Salami Quiche with a Poppyseed Crust
Quiches are great served hot or cold and this salami, sour cream and herb quiche makes a tasty meal served with a crisp salad.
- Recipe serves4
- Preparation time30 minutes
- Cooking time50 minutes
- For the crust:
- 15 ml Poppy seeds
- 250 ml Cake flour
- 250 ml grated Cheddar cheese
- 125 g Stork margarine
- For the filling:
- 190 ml grated Cheddar cheese
- Salt and pepper to taste
- 8 Slices salami, chopped
- 1 Onion, finely chopped
- 30 ml Finely chopped green peppers
- 20 g Stork margarine
- 1 sachet KNORR Garlic and Herb Potato Bake
- 200 ml Sour cream
- 2 Eggs
- 180 ml Milk
- Preheat oven to 180°C.
- Place all ingredients for the crust in a food processor and process until the dough comes together.
- Spread the pastry evenly in a flan or quiche dish.
- Heat Stork margarine in a frying pan and sautè the green peppers and onion for 3 min, stirring frequently.

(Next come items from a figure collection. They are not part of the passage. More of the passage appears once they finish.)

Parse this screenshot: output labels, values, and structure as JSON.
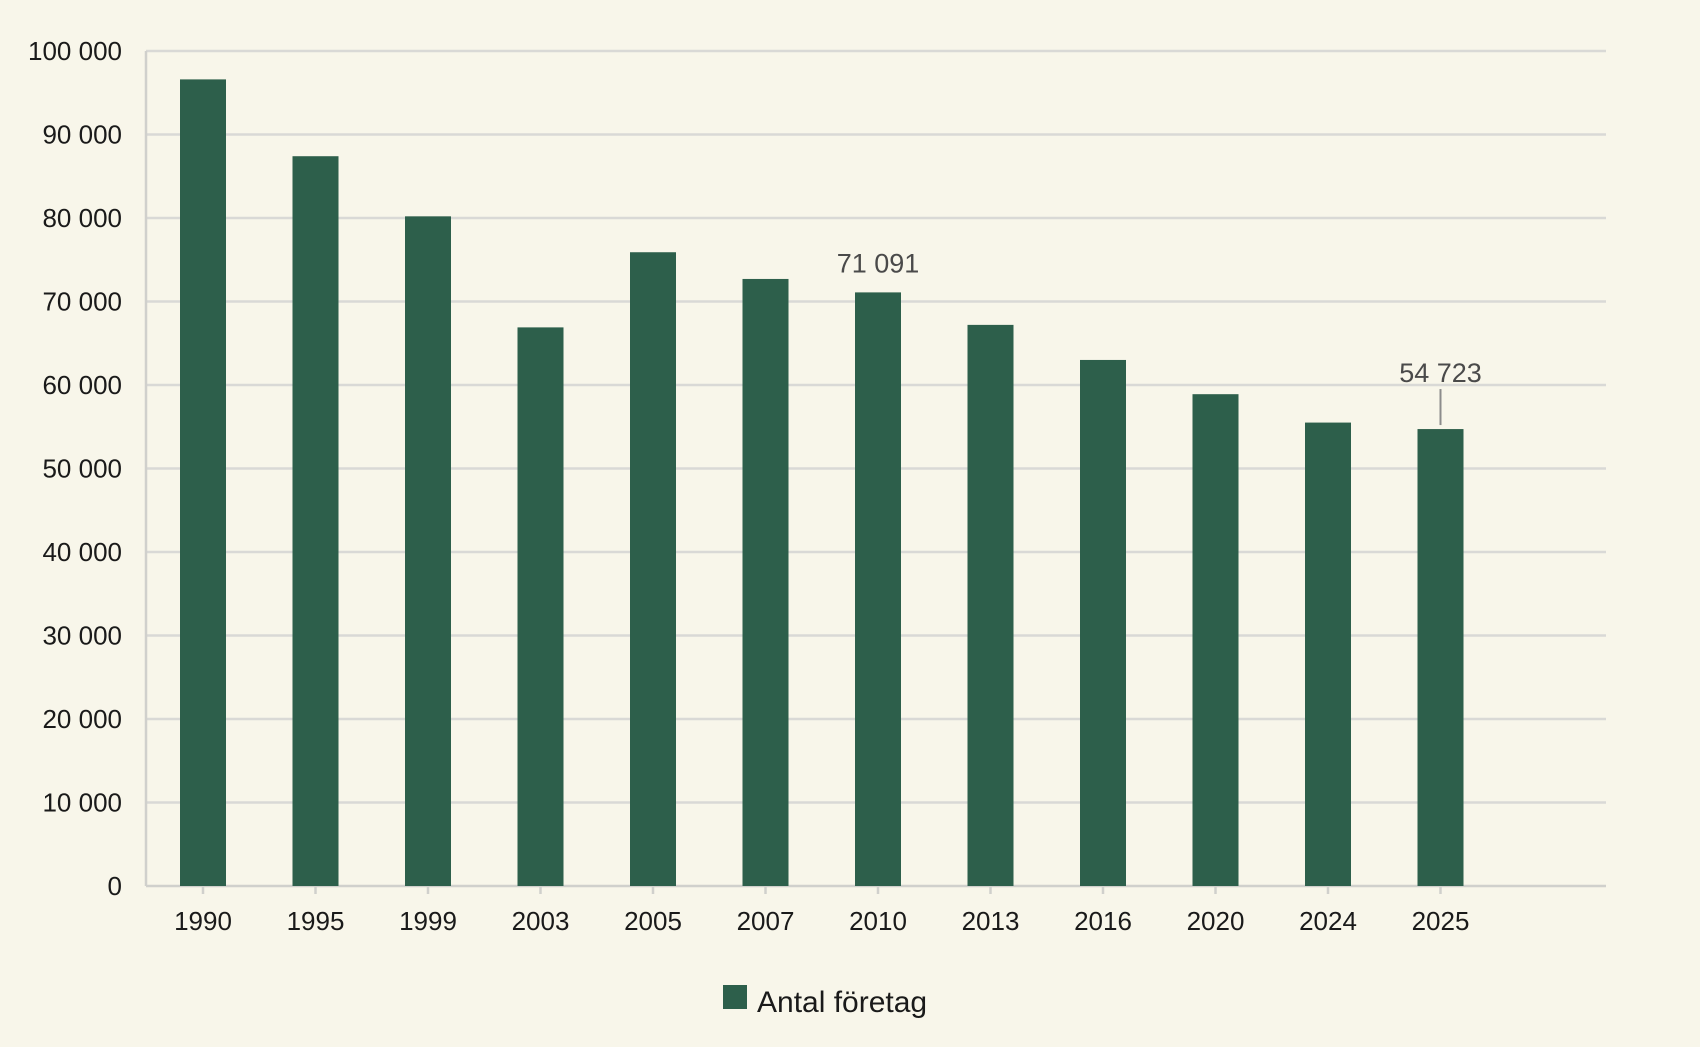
{
  "chart_data": {
    "type": "bar",
    "categories": [
      "1990",
      "1995",
      "1999",
      "2003",
      "2005",
      "2007",
      "2010",
      "2013",
      "2016",
      "2020",
      "2024",
      "2025"
    ],
    "series": [
      {
        "name": "Antal företag",
        "color": "#2d5f4b",
        "values": [
          96600,
          87400,
          80200,
          66900,
          75900,
          72700,
          71091,
          67200,
          63000,
          58900,
          55500,
          54723
        ]
      }
    ],
    "ylim": [
      0,
      100000
    ],
    "yticks": [
      0,
      10000,
      20000,
      30000,
      40000,
      50000,
      60000,
      70000,
      80000,
      90000,
      100000
    ],
    "ytick_labels": [
      "0",
      "10 000",
      "20 000",
      "30 000",
      "40 000",
      "50 000",
      "60 000",
      "70 000",
      "80 000",
      "90 000",
      "100 000"
    ],
    "data_labels": [
      {
        "category": "2010",
        "text": "71 091"
      },
      {
        "category": "2025",
        "text": "54 723",
        "leader_line": true
      }
    ],
    "grid": true,
    "legend": {
      "position": "bottom-center",
      "label": "Antal företag"
    },
    "title": "",
    "xlabel": "",
    "ylabel": ""
  }
}
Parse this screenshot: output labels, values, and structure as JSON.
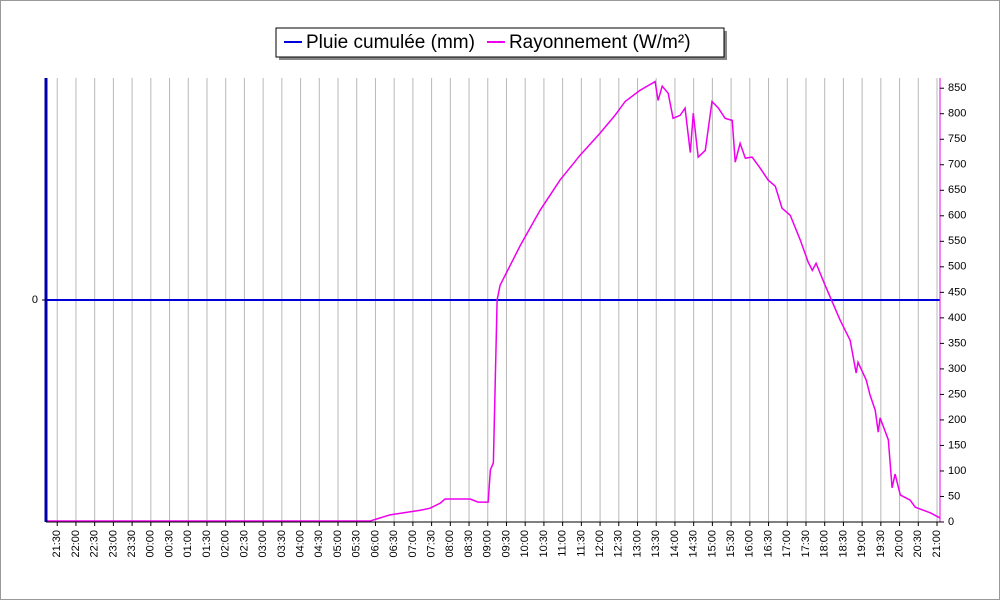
{
  "chart_data": {
    "type": "line",
    "legend": "top",
    "grid": true,
    "xlim": [
      21.2,
      45.08
    ],
    "xticks": [
      {
        "value": 21.5,
        "label": "21:30"
      },
      {
        "value": 22,
        "label": "22:00"
      },
      {
        "value": 22.5,
        "label": "22:30"
      },
      {
        "value": 23,
        "label": "23:00"
      },
      {
        "value": 23.5,
        "label": "23:30"
      },
      {
        "value": 24,
        "label": "00:00"
      },
      {
        "value": 24.5,
        "label": "00:30"
      },
      {
        "value": 25,
        "label": "01:00"
      },
      {
        "value": 25.5,
        "label": "01:30"
      },
      {
        "value": 26,
        "label": "02:00"
      },
      {
        "value": 26.5,
        "label": "02:30"
      },
      {
        "value": 27,
        "label": "03:00"
      },
      {
        "value": 27.5,
        "label": "03:30"
      },
      {
        "value": 28,
        "label": "04:00"
      },
      {
        "value": 28.5,
        "label": "04:30"
      },
      {
        "value": 29,
        "label": "05:00"
      },
      {
        "value": 29.5,
        "label": "05:30"
      },
      {
        "value": 30,
        "label": "06:00"
      },
      {
        "value": 30.5,
        "label": "06:30"
      },
      {
        "value": 31,
        "label": "07:00"
      },
      {
        "value": 31.5,
        "label": "07:30"
      },
      {
        "value": 32,
        "label": "08:00"
      },
      {
        "value": 32.5,
        "label": "08:30"
      },
      {
        "value": 33,
        "label": "09:00"
      },
      {
        "value": 33.5,
        "label": "09:30"
      },
      {
        "value": 34,
        "label": "10:00"
      },
      {
        "value": 34.5,
        "label": "10:30"
      },
      {
        "value": 35,
        "label": "11:00"
      },
      {
        "value": 35.5,
        "label": "11:30"
      },
      {
        "value": 36,
        "label": "12:00"
      },
      {
        "value": 36.5,
        "label": "12:30"
      },
      {
        "value": 37,
        "label": "13:00"
      },
      {
        "value": 37.5,
        "label": "13:30"
      },
      {
        "value": 38,
        "label": "14:00"
      },
      {
        "value": 38.5,
        "label": "14:30"
      },
      {
        "value": 39,
        "label": "15:00"
      },
      {
        "value": 39.5,
        "label": "15:30"
      },
      {
        "value": 40,
        "label": "16:00"
      },
      {
        "value": 40.5,
        "label": "16:30"
      },
      {
        "value": 41,
        "label": "17:00"
      },
      {
        "value": 41.5,
        "label": "17:30"
      },
      {
        "value": 42,
        "label": "18:00"
      },
      {
        "value": 42.5,
        "label": "18:30"
      },
      {
        "value": 43,
        "label": "19:00"
      },
      {
        "value": 43.5,
        "label": "19:30"
      },
      {
        "value": 44,
        "label": "20:00"
      },
      {
        "value": 44.5,
        "label": "20:30"
      },
      {
        "value": 45,
        "label": "21:00"
      }
    ],
    "ylim": [
      -1,
      1
    ],
    "yticks": [
      0
    ],
    "y2lim": [
      0,
      870
    ],
    "y2ticks": [
      0,
      50,
      100,
      150,
      200,
      250,
      300,
      350,
      400,
      450,
      500,
      550,
      600,
      650,
      700,
      750,
      800,
      850
    ],
    "series": [
      {
        "name": "Pluie cumulée (mm)",
        "color": "#0000dd",
        "axis": "y",
        "x": [
          21.2,
          45.08
        ],
        "values": [
          0,
          0
        ]
      },
      {
        "name": "Rayonnement (W/m²)",
        "color": "#ee00ee",
        "axis": "y2",
        "x": [
          21.2,
          29.86,
          30.39,
          31.2,
          31.46,
          31.73,
          31.86,
          32.53,
          32.74,
          33.01,
          33.07,
          33.15,
          33.25,
          33.33,
          33.6,
          33.87,
          34.4,
          34.93,
          35.47,
          36.0,
          36.4,
          36.67,
          37.07,
          37.47,
          37.55,
          37.66,
          37.82,
          37.95,
          38.14,
          38.27,
          38.41,
          38.49,
          38.62,
          38.81,
          38.99,
          39.16,
          39.34,
          39.53,
          39.61,
          39.74,
          39.88,
          40.06,
          40.28,
          40.49,
          40.68,
          40.86,
          41.08,
          41.35,
          41.56,
          41.67,
          41.77,
          42.01,
          42.41,
          42.68,
          42.84,
          42.89,
          43.11,
          43.21,
          43.35,
          43.43,
          43.48,
          43.7,
          43.8,
          43.88,
          44.02,
          44.28,
          44.42,
          44.82,
          45.08
        ],
        "values": [
          2,
          2,
          14,
          23,
          27,
          37,
          45,
          45,
          39,
          39,
          102,
          116,
          435,
          464,
          503,
          542,
          611,
          670,
          719,
          762,
          797,
          824,
          846,
          863,
          826,
          854,
          840,
          791,
          797,
          811,
          724,
          801,
          715,
          728,
          824,
          811,
          791,
          787,
          705,
          742,
          713,
          715,
          693,
          670,
          658,
          615,
          601,
          552,
          509,
          493,
          507,
          464,
          396,
          356,
          292,
          313,
          278,
          249,
          219,
          176,
          204,
          161,
          67,
          94,
          53,
          43,
          29,
          18,
          8
        ]
      }
    ]
  }
}
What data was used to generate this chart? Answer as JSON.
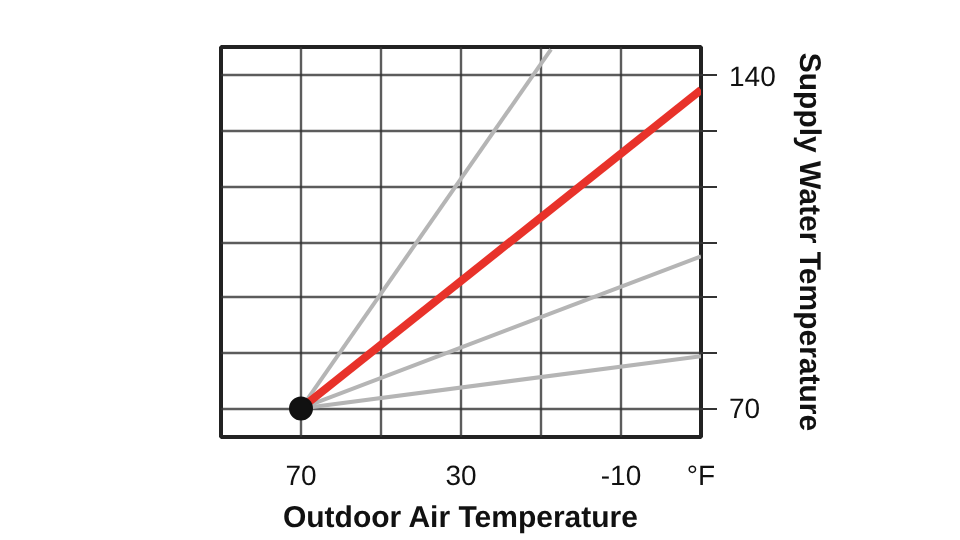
{
  "chart_data": {
    "type": "line",
    "xlabel": "Outdoor Air Temperature",
    "ylabel": "Supply Water Temperature",
    "annotations": [
      "°F"
    ],
    "xlim": [
      90,
      -30
    ],
    "ylim": [
      64,
      146
    ],
    "xticks": [
      70,
      {
        "value": 50,
        "label": null
      },
      30,
      {
        "value": 10,
        "label": null
      },
      -10
    ],
    "yticks": [
      70,
      {
        "value": 81.7,
        "label": null
      },
      {
        "value": 93.3,
        "label": null
      },
      {
        "value": 105,
        "label": null
      },
      {
        "value": 116.7,
        "label": null
      },
      {
        "value": 128.3,
        "label": null
      },
      140
    ],
    "grid": true,
    "marker": "none",
    "line_style": "solid",
    "series": [
      {
        "color": "#b5b5b5",
        "x": [
          70,
          7.5
        ],
        "values": [
          70,
          145.5
        ]
      },
      {
        "color": "#b5b5b5",
        "x": [
          70,
          -30
        ],
        "values": [
          70,
          102
        ]
      },
      {
        "color": "#b5b5b5",
        "x": [
          70,
          -30
        ],
        "values": [
          70,
          81
        ]
      },
      {
        "color": "#e8322a",
        "x": [
          70,
          -30
        ],
        "values": [
          70,
          137
        ]
      },
      {
        "type": "scatter",
        "marker": "circle",
        "color": "#111111",
        "x": [
          70
        ],
        "values": [
          70
        ]
      }
    ]
  }
}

- Add the salami and stir through.
- Spread this mixture over the bottom of the uncooked base and season with salt and black pepper.
- Sprinkle cheese over.
- Add the contents of KNORR Garlic & Herb Potato Bake to sour cream and mix together well.
- Add the eggs and milk and stir until smooth.
- Pour this mixture carefully over the cheese and bake for approximately 45 min until the filling is set.
- Allow to cool for 10 min before cutting and serving.